Shortly before the United States and China announced that they had reached a “Phase One” trade deal, Paul Haenle sat down with Andy Rothman, principal advisor at the investment firm Matthews Asia and former head of macroeconomics and domestic policy at the U.S. embassy in Beijing. The two discussed the trade dispute, whether the U.S. policy of economic engagement with China failed, and the trade deal.
Rothman argued that, contrary to the dominant narrative in Washington, engagement has accomplished many of the goals it was designed to achieve. China has dramatically liberalized its economy, is one of the largest markets for U.S. companies, and is a source of cheap goods for American consumers. He argued decoupling is both impractical, given how integrated the two economies have become and how much U.S. companies rely on the Chinese market, and politically unfeasible, insofar as U.S. allies would be reluctant to back the effort. A more viable strategy would be to focus on achieving limited goals, such as securing increased market access and IP protection, rather than a structural overhaul of the Chinese economy. However, Rothman said that the first step should be securing a “Phase One” deal.
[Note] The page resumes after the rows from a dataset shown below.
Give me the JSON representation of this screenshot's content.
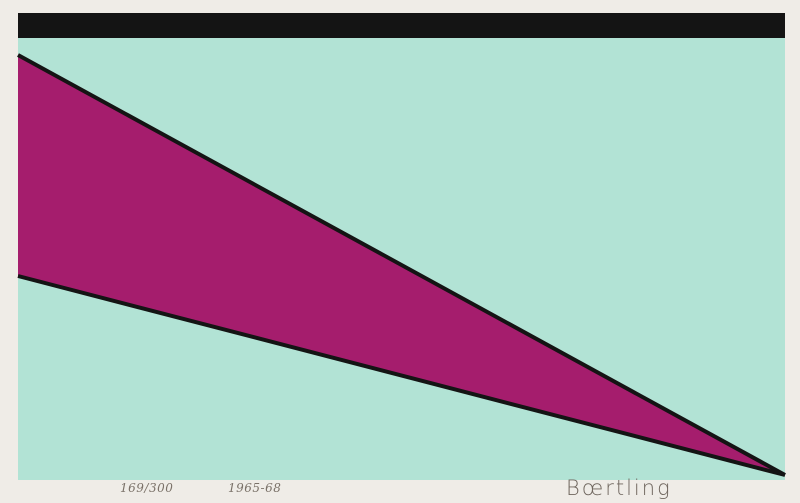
{
  "print": {
    "edition": "169/300",
    "date": "1965-68",
    "signature": "Bœrtling"
  },
  "colors": {
    "paper": "#efece7",
    "field": "#b2e3d5",
    "wedge": "#a51d6d",
    "line": "#141414"
  }
}
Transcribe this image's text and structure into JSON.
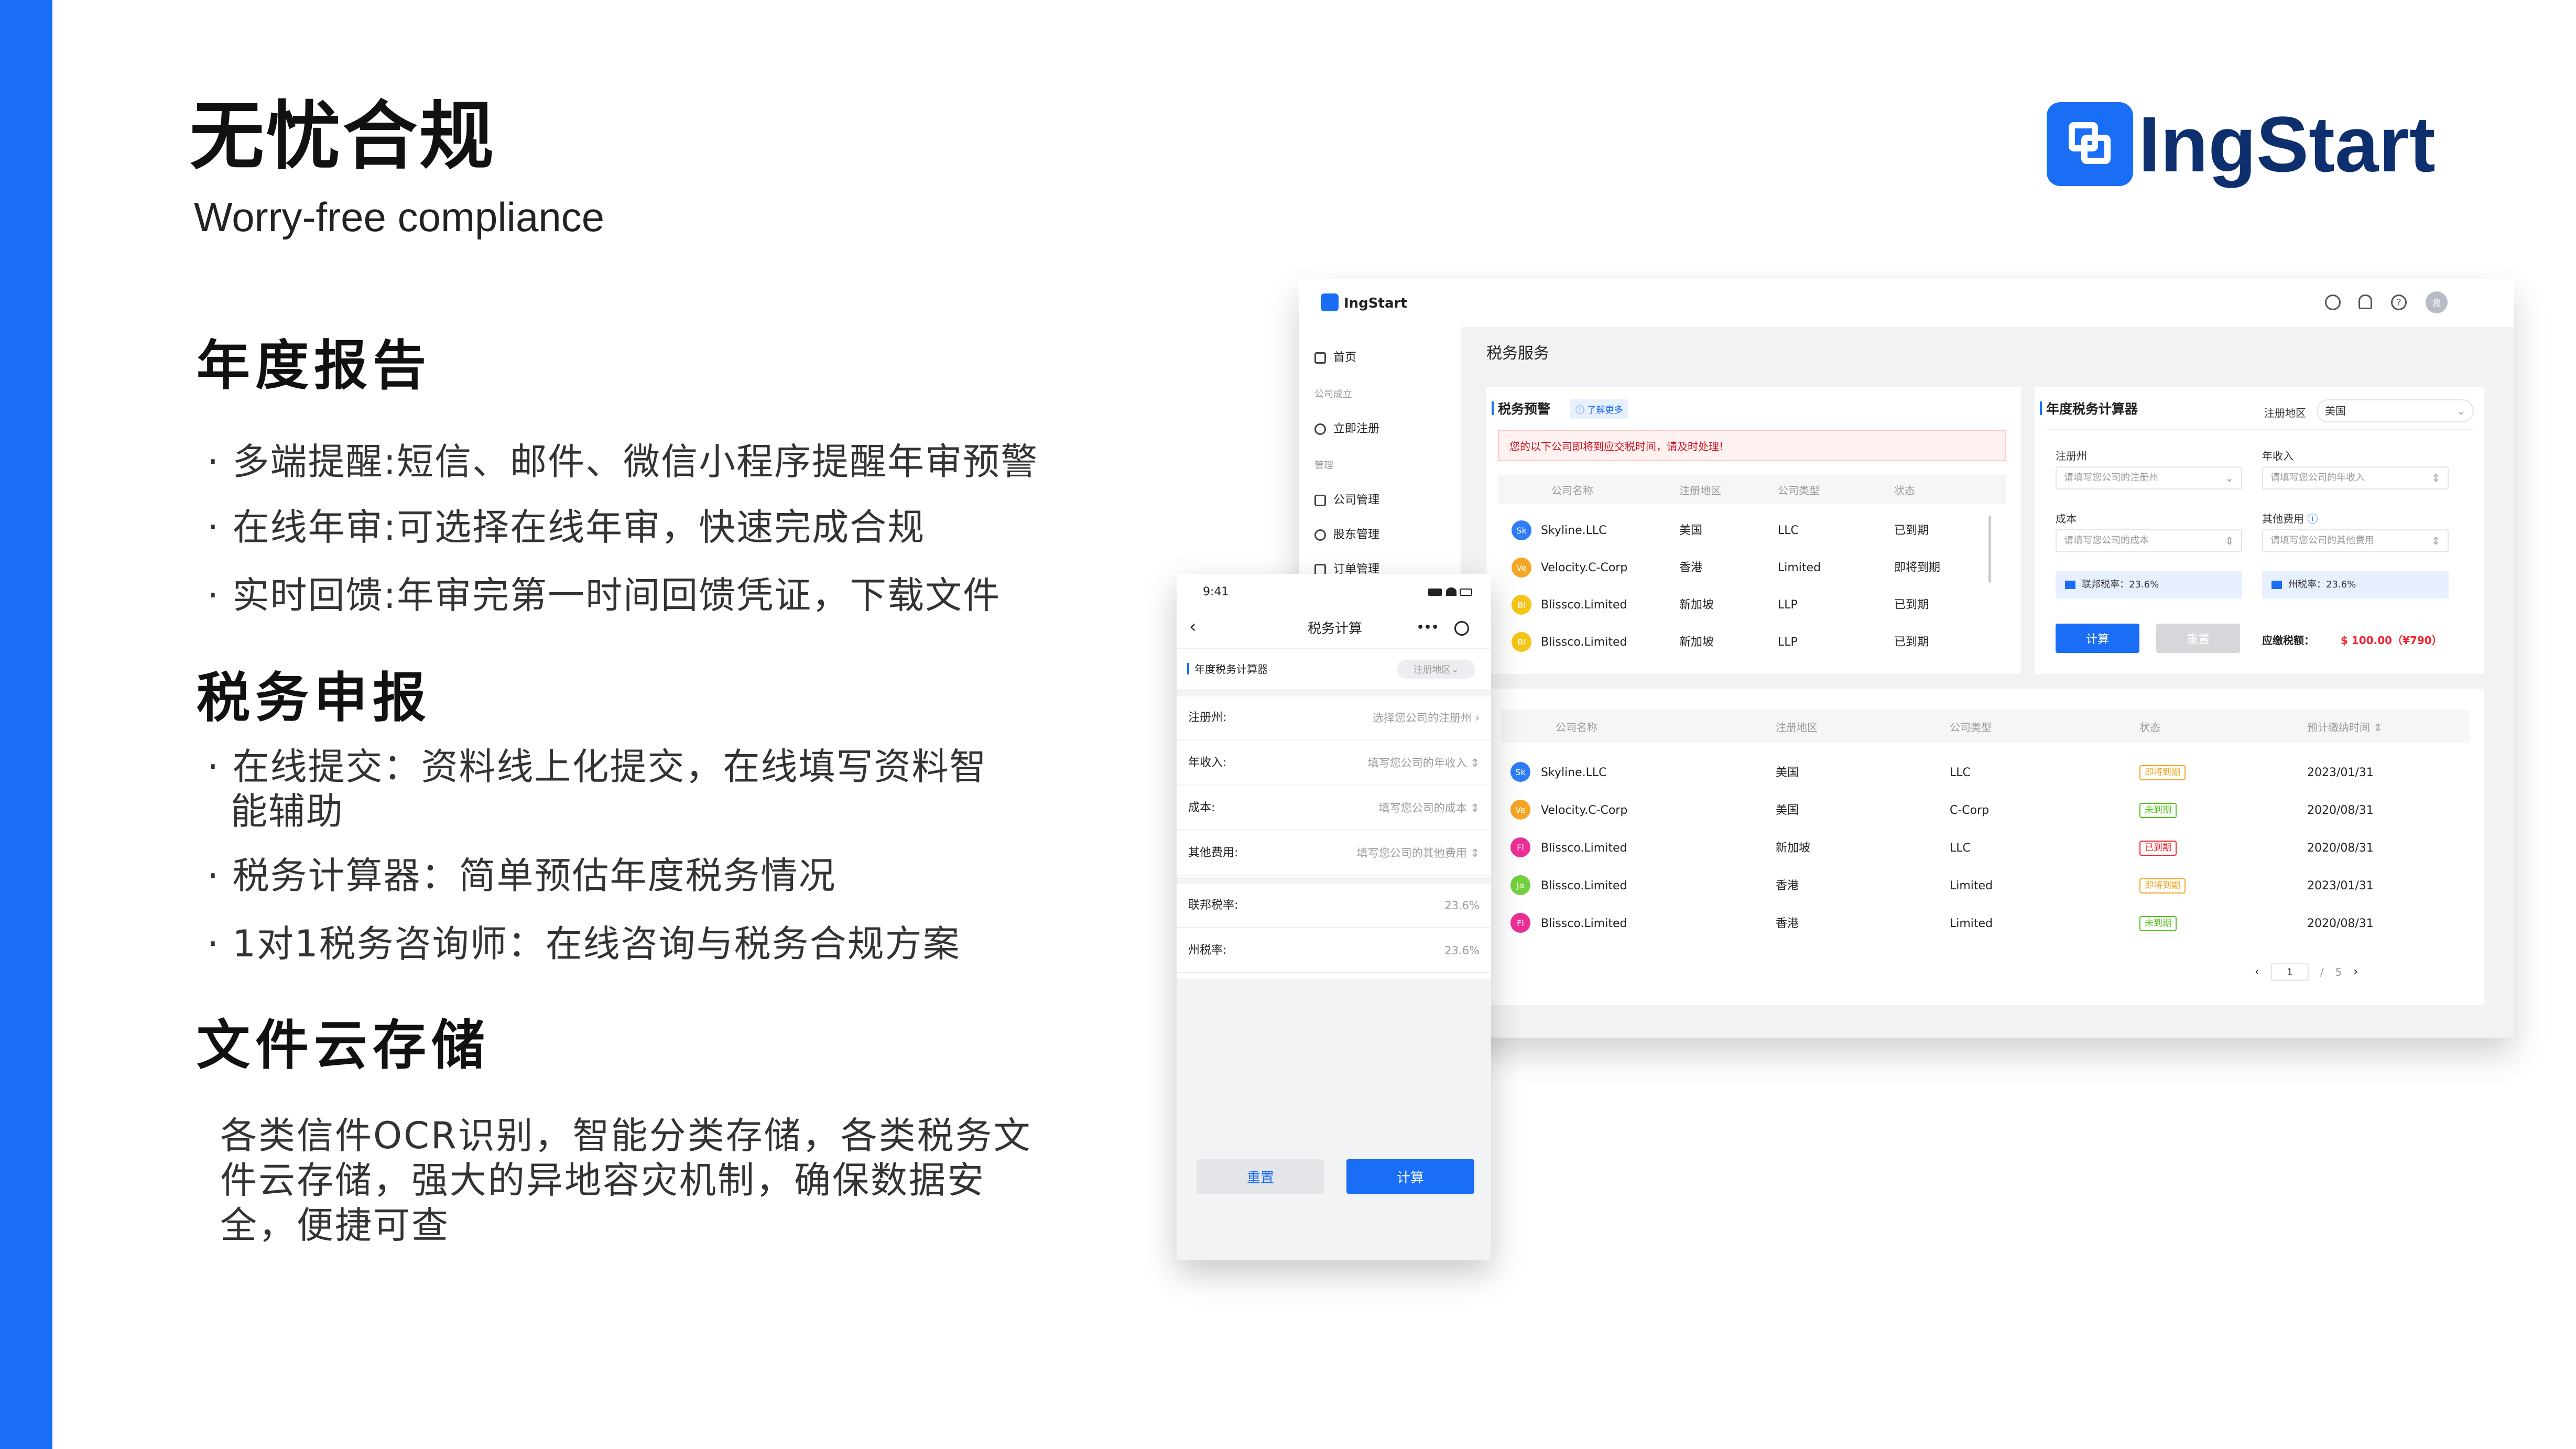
{
  "slide": {
    "title": "无忧合规",
    "subtitle": "Worry-free compliance",
    "brand": "IngStart",
    "accent": "#1a6ef5",
    "sections": [
      {
        "heading": "年度报告",
        "bullets": [
          "· 多端提醒:短信、邮件、微信小程序提醒年审预警",
          "· 在线年审:可选择在线年审，快速完成合规",
          "· 实时回馈:年审完第一时间回馈凭证，下载文件"
        ]
      },
      {
        "heading": "税务申报",
        "bullets": [
          "· 在线提交：资料线上化提交，在线填写资料智",
          "能辅助",
          "· 税务计算器：简单预估年度税务情况",
          "· 1对1税务咨询师：在线咨询与税务合规方案"
        ]
      },
      {
        "heading": "文件云存储",
        "paragraph": [
          "各类信件OCR识别，智能分类存储，各类税务文",
          "件云存储，强大的异地容灾机制，确保数据安",
          "全，便捷可查"
        ]
      }
    ]
  },
  "desktop": {
    "brand": "IngStart",
    "top_avatar": "我",
    "sidebar": [
      {
        "label": "首页",
        "type": "item"
      },
      {
        "label": "公司成立",
        "type": "group"
      },
      {
        "label": "立即注册",
        "type": "item"
      },
      {
        "label": "管理",
        "type": "group"
      },
      {
        "label": "公司管理",
        "type": "item"
      },
      {
        "label": "股东管理",
        "type": "item"
      },
      {
        "label": "订单管理",
        "type": "item"
      }
    ],
    "page_title": "税务服务",
    "warn": {
      "title": "税务预警",
      "link": "了解更多",
      "alert": "您的以下公司即将到应交税时间，请及时处理!",
      "headers": [
        "公司名称",
        "注册地区",
        "公司类型",
        "状态"
      ],
      "rows": [
        {
          "initials": "Sk",
          "color": "#2f7df6",
          "name": "Skyline.LLC",
          "region": "美国",
          "type": "LLC",
          "status": "已到期"
        },
        {
          "initials": "Ve",
          "color": "#f5a623",
          "name": "Velocity.C-Corp",
          "region": "香港",
          "type": "Limited",
          "status": "即将到期"
        },
        {
          "initials": "Bl",
          "color": "#f5c518",
          "name": "Blissco.Limited",
          "region": "新加坡",
          "type": "LLP",
          "status": "已到期"
        },
        {
          "initials": "Bl",
          "color": "#f5c518",
          "name": "Blissco.Limited",
          "region": "新加坡",
          "type": "LLP",
          "status": "已到期"
        }
      ]
    },
    "calc": {
      "title": "年度税务计算器",
      "region_label": "注册地区",
      "region_value": "美国",
      "state_label": "注册州",
      "state_placeholder": "请填写您公司的注册州",
      "income_label": "年收入",
      "income_placeholder": "请填写您公司的年收入",
      "cost_label": "成本",
      "cost_placeholder": "请填写您公司的成本",
      "other_label": "其他费用",
      "other_placeholder": "请填写您公司的其他费用",
      "federal": "联邦税率：23.6%",
      "state_rate": "州税率：23.6%",
      "calc_btn": "计算",
      "reset_btn": "重置",
      "due_label": "应缴税额：",
      "due_value": "$ 100.00（¥790）"
    },
    "list": {
      "headers": [
        "公司名称",
        "注册地区",
        "公司类型",
        "状态",
        "预计缴纳时间"
      ],
      "rows": [
        {
          "initials": "Sk",
          "color": "#2f7df6",
          "name": "Skyline.LLC",
          "region": "美国",
          "type": "LLC",
          "status": "即将到期",
          "status_color": "#f5a623",
          "date": "2023/01/31"
        },
        {
          "initials": "Ve",
          "color": "#f5a623",
          "name": "Velocity.C-Corp",
          "region": "美国",
          "type": "C-Corp",
          "status": "未到期",
          "status_color": "#52c41a",
          "date": "2020/08/31"
        },
        {
          "initials": "Fl",
          "color": "#eb2f96",
          "name": "Blissco.Limited",
          "region": "新加坡",
          "type": "LLC",
          "status": "已到期",
          "status_color": "#f5222d",
          "date": "2020/08/31"
        },
        {
          "initials": "Ja",
          "color": "#73d13d",
          "name": "Blissco.Limited",
          "region": "香港",
          "type": "Limited",
          "status": "即将到期",
          "status_color": "#f5a623",
          "date": "2023/01/31"
        },
        {
          "initials": "Fl",
          "color": "#eb2f96",
          "name": "Blissco.Limited",
          "region": "香港",
          "type": "Limited",
          "status": "未到期",
          "status_color": "#52c41a",
          "date": "2020/08/31"
        }
      ],
      "page_current": "1",
      "page_sep": "/",
      "page_total": "5"
    }
  },
  "mobile": {
    "time": "9:41",
    "title": "税务计算",
    "section": "年度税务计算器",
    "region_pill": "注册地区",
    "rows": [
      {
        "label": "注册州:",
        "value": "选择您公司的注册州"
      },
      {
        "label": "年收入:",
        "value": "填写您公司的年收入"
      },
      {
        "label": "成本:",
        "value": "填写您公司的成本"
      },
      {
        "label": "其他费用:",
        "value": "填写您公司的其他费用"
      }
    ],
    "rates": [
      {
        "label": "联邦税率:",
        "value": "23.6%"
      },
      {
        "label": "州税率:",
        "value": "23.6%"
      }
    ],
    "reset_btn": "重置",
    "calc_btn": "计算"
  }
}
Paul Haenle holds the Maurice R. Greenberg Director’s Chair at the Carnegie–Tsinghua Center for Global Policy based at Tsinghua University in Beijing. His research focuses on Chinese foreign policy and U.S.-China relations.
Andy Rothman is an investment strategist at Matthews International Capital Management, LLC, where he is responsible for developing research focused on China’s ongoing economic and political developments. Previously, Andy spent seventeen years in the U.S. Foreign Service, focused on China, including as head of the macroeconomics and domestic policy office of the U.S. embassy in Beijing.